Once I was done making the replacement decals, I came back to the Tiger, for more mishaps, as it turned out. It started while airbrushing on the white. I over did it, and ended up with teardrops, with an airbrush of all things. I got rid of those as best I could without stripping the kit again, finished the white, masked off everything that was supposed to stay white, and sprayed on the grey. That's when I found out I hadn't covered everything that needed to be white after all. Fine, so be it, I masked off the grey areas, shot more white onto the kit, and found that I'd missed a bit again. So, I reshot that particular bit with grey. When I removed all of that masking tape, I found that the area of grey I had had to correct wasn't the same colour as the rest of the plane, so I masked all of the white yet again, and shot on some more grey. I then masked off the bit that weren't supposed to become silver, and got overenthousiastic, which I only noticed while putting on the decals, at which point I had to do the edge of the tail by hand. After all that colourfull airbrushing, I put on a coat of gloss varnish, to even the surface for the decals. Halfway through the job, the airbrush managed to find some grey left in its innards, and spat it out on an area of white (of course, not on something already grey). So I had to do more corrections in white.
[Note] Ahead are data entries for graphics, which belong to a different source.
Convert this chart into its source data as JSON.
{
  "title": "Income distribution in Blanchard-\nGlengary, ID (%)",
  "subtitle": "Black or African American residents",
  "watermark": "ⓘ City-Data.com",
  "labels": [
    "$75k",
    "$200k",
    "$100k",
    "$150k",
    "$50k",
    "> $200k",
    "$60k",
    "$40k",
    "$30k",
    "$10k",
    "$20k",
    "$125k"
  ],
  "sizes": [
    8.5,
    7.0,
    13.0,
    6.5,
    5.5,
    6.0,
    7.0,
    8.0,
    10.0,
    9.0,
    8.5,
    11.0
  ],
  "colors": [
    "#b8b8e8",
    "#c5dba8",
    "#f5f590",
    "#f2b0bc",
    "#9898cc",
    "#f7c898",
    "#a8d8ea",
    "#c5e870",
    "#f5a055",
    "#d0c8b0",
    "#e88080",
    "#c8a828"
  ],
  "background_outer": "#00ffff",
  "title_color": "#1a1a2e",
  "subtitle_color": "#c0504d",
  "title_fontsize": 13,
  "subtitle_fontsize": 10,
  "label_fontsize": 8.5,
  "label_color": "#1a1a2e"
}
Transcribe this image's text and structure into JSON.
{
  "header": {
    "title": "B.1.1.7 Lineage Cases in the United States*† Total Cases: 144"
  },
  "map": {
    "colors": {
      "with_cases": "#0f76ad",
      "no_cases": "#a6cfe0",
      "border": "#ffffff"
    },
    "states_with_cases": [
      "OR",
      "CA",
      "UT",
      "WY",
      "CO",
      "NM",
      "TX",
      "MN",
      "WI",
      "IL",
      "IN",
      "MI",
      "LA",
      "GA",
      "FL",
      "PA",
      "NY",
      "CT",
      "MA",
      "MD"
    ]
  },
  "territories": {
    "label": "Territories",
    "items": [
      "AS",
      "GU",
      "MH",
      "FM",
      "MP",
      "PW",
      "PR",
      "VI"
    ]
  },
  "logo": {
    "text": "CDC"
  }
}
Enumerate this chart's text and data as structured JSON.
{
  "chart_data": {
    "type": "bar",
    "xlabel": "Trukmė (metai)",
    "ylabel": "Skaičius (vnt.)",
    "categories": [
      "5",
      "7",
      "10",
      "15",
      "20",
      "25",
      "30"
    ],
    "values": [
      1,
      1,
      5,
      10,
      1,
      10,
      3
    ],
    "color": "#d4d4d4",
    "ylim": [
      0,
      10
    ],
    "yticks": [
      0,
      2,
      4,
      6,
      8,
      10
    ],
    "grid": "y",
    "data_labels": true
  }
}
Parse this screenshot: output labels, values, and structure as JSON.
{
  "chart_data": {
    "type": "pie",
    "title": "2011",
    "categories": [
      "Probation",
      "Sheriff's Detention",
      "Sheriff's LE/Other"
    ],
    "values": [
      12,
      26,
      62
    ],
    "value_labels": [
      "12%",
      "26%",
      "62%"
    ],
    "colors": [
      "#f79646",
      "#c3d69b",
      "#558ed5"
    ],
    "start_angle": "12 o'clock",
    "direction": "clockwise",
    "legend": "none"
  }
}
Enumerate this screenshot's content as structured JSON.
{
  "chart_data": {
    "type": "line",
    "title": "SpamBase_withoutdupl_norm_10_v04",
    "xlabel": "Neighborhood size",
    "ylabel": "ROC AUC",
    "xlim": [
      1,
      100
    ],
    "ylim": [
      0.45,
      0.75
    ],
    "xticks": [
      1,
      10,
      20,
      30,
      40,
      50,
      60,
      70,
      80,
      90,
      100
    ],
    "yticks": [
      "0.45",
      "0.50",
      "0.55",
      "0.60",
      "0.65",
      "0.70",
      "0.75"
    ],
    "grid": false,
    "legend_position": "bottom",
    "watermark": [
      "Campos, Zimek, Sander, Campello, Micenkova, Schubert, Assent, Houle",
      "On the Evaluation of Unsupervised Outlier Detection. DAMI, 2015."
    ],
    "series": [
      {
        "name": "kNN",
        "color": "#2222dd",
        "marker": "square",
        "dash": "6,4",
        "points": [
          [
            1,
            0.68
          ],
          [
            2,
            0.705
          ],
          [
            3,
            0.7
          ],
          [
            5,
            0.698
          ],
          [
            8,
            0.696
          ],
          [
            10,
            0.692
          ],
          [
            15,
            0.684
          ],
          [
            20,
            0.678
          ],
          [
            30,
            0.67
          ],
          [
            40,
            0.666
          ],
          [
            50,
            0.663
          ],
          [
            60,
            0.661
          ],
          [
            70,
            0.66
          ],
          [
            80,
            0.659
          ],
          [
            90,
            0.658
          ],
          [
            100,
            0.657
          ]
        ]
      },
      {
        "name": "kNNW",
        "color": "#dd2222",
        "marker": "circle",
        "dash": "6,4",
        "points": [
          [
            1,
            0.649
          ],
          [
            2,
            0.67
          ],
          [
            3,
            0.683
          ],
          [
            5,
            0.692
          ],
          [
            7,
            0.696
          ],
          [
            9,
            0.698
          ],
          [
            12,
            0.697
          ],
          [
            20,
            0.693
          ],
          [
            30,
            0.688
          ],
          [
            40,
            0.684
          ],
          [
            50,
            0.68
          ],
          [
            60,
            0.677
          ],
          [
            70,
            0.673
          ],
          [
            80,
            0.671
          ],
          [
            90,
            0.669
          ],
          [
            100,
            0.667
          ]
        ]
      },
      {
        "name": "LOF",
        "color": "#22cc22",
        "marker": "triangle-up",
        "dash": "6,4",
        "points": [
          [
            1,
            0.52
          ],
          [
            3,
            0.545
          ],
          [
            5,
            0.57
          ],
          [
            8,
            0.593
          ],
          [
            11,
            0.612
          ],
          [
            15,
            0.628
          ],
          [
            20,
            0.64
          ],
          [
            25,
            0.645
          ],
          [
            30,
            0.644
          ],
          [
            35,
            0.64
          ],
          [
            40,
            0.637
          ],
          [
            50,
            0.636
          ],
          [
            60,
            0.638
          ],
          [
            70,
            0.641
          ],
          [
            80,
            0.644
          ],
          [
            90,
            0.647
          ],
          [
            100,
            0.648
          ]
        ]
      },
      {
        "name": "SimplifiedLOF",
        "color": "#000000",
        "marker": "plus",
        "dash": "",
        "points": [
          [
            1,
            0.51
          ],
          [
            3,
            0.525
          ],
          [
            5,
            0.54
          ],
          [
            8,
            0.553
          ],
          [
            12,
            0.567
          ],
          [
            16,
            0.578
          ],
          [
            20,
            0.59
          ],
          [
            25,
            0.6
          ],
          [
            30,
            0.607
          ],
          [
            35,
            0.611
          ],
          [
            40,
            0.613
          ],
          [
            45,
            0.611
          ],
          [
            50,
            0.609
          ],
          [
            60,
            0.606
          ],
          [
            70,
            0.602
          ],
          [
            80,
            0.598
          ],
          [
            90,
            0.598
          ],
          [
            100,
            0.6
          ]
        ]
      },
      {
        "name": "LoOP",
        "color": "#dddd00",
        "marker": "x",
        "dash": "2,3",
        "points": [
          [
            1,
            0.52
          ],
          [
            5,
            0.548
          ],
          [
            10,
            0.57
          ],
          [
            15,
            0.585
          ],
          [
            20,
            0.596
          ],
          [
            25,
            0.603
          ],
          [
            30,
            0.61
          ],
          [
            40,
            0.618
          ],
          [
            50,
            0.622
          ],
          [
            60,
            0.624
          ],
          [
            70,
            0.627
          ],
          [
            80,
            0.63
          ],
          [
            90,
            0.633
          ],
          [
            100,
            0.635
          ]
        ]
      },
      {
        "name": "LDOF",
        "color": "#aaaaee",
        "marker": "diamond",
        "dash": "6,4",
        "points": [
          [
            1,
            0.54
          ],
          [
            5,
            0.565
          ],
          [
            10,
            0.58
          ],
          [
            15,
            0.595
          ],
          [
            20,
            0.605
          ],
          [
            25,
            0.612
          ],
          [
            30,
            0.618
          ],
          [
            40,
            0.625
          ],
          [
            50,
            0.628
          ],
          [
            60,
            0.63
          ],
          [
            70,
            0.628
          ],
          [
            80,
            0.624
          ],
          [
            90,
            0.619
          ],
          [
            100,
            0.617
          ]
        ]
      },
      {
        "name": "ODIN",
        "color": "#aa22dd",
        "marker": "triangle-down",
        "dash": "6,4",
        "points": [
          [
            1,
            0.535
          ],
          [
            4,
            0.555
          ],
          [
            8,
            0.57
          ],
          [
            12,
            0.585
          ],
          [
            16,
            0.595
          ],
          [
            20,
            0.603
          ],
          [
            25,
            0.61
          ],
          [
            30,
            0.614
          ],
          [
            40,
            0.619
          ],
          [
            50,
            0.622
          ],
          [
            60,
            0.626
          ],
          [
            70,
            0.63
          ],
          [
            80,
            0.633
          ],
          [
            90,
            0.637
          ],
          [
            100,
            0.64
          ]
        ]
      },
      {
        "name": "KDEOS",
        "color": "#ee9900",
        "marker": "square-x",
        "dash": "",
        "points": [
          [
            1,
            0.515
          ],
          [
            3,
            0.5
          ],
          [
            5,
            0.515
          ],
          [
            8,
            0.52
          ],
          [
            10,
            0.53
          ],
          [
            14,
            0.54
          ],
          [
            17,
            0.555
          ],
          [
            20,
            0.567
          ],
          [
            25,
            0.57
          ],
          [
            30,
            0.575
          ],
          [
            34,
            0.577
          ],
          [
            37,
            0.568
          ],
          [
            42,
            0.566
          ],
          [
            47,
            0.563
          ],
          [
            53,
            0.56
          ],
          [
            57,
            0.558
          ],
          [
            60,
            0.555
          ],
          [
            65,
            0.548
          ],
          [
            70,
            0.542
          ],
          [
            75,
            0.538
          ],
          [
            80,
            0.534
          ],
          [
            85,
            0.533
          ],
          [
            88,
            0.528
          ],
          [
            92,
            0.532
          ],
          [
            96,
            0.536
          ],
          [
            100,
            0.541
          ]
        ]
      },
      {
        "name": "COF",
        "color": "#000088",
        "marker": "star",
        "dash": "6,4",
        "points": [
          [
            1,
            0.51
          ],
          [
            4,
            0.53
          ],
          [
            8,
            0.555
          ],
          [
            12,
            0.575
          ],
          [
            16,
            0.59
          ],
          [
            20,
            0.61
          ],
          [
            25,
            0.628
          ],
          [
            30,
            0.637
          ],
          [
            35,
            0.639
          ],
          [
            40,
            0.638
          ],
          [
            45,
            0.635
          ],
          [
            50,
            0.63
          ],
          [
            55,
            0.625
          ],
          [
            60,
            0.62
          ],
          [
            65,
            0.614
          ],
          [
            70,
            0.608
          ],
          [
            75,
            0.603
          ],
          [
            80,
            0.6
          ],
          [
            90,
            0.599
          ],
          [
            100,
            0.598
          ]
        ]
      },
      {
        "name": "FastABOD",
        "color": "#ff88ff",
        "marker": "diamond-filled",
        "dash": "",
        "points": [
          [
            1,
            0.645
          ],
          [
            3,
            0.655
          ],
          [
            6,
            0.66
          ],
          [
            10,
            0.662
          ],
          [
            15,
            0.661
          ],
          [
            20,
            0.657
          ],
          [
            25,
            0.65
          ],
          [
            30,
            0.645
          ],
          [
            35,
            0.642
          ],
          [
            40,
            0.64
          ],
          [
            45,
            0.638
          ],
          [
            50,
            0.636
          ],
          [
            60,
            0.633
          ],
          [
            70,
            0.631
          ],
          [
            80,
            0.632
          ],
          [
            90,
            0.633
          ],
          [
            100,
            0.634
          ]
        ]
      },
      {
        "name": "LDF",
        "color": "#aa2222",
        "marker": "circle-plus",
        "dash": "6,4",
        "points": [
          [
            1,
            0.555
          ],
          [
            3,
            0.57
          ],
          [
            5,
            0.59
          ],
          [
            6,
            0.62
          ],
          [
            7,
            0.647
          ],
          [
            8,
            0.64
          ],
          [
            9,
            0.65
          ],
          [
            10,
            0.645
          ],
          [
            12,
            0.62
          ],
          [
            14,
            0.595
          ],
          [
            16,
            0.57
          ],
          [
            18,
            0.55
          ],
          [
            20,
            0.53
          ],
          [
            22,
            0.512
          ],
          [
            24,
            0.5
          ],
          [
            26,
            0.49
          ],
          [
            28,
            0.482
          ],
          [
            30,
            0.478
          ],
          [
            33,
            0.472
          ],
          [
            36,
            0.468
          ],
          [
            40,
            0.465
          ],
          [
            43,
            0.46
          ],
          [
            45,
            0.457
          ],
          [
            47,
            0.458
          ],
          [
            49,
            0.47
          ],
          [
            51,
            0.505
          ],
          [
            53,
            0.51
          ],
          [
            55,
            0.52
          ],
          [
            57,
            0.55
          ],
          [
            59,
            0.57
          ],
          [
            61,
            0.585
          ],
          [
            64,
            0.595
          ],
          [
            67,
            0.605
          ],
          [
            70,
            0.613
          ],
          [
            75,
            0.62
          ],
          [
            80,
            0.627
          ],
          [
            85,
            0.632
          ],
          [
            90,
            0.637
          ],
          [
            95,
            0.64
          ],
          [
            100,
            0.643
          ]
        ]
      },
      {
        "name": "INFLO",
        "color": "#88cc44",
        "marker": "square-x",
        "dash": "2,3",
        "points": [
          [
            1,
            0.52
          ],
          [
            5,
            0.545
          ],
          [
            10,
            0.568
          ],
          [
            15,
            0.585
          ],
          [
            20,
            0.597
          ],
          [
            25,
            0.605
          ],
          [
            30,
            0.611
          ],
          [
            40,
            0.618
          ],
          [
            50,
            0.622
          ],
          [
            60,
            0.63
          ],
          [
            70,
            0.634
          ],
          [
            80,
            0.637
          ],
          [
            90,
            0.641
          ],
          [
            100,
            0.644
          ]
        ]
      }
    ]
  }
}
After this painting frustration, I started work on the decals. The decals were,
as I'd expected, very thin, and perfect fitting. Unfortunately, they also
proved extremely difficult to move around on the model, and the white is not
opaque enough, resulting in a visible line running through the stars-and-bars
on the sides where they sit accross the white-grey edge. Worse, the orange ink
used apparently responds badly to MicroSol. One of the flashes on the nose was treated
with this, an the next day there was a teardrop of orange underneath it,
presumably carried there on a drop of MicroSol that dribbled down from the
flash. More corrections in white called for. Fortunately, none of the other
decals showed behaviour like this, but I did not risk using MicroSol on any
more of this sheet. Considering my clumsy handling of the paintjob, I guess
I should be glad I 'only' misaligned one decal (and found out when it was
too late to correct, of course).
This evening I cleaned the kit, and applied satin varnish. This served me the final misfortune, in that this also applied instant, though fortunately mild, yellowing to some of the decals.
So, the Tiger is now finished, and although brand new, it already shows signs of rather extensive repairs. The results can be seen below. One good thing about this though: the plane no longer lists to port, so my little fraud with the diameter of the wheels has worked. If you look closely at the front view picture, you'll notice the left wheel has a visibly larger diameter than the right one, but that's all that's left of the undercarriage problem. This kit definately deserved better building than I gave it, in fact, other than the undercarriage, none of the problems I encountered came from the kit itself. Still, it didn't come out all that bad, and at arm's length it has become a nice looking bird.
I feel I owe the folks at Cartograph an apology. It now appears the runny orange wasn't a problem with the decals at all, but rather some residue from the Microset used. Ah well, ya lives an' ya learns.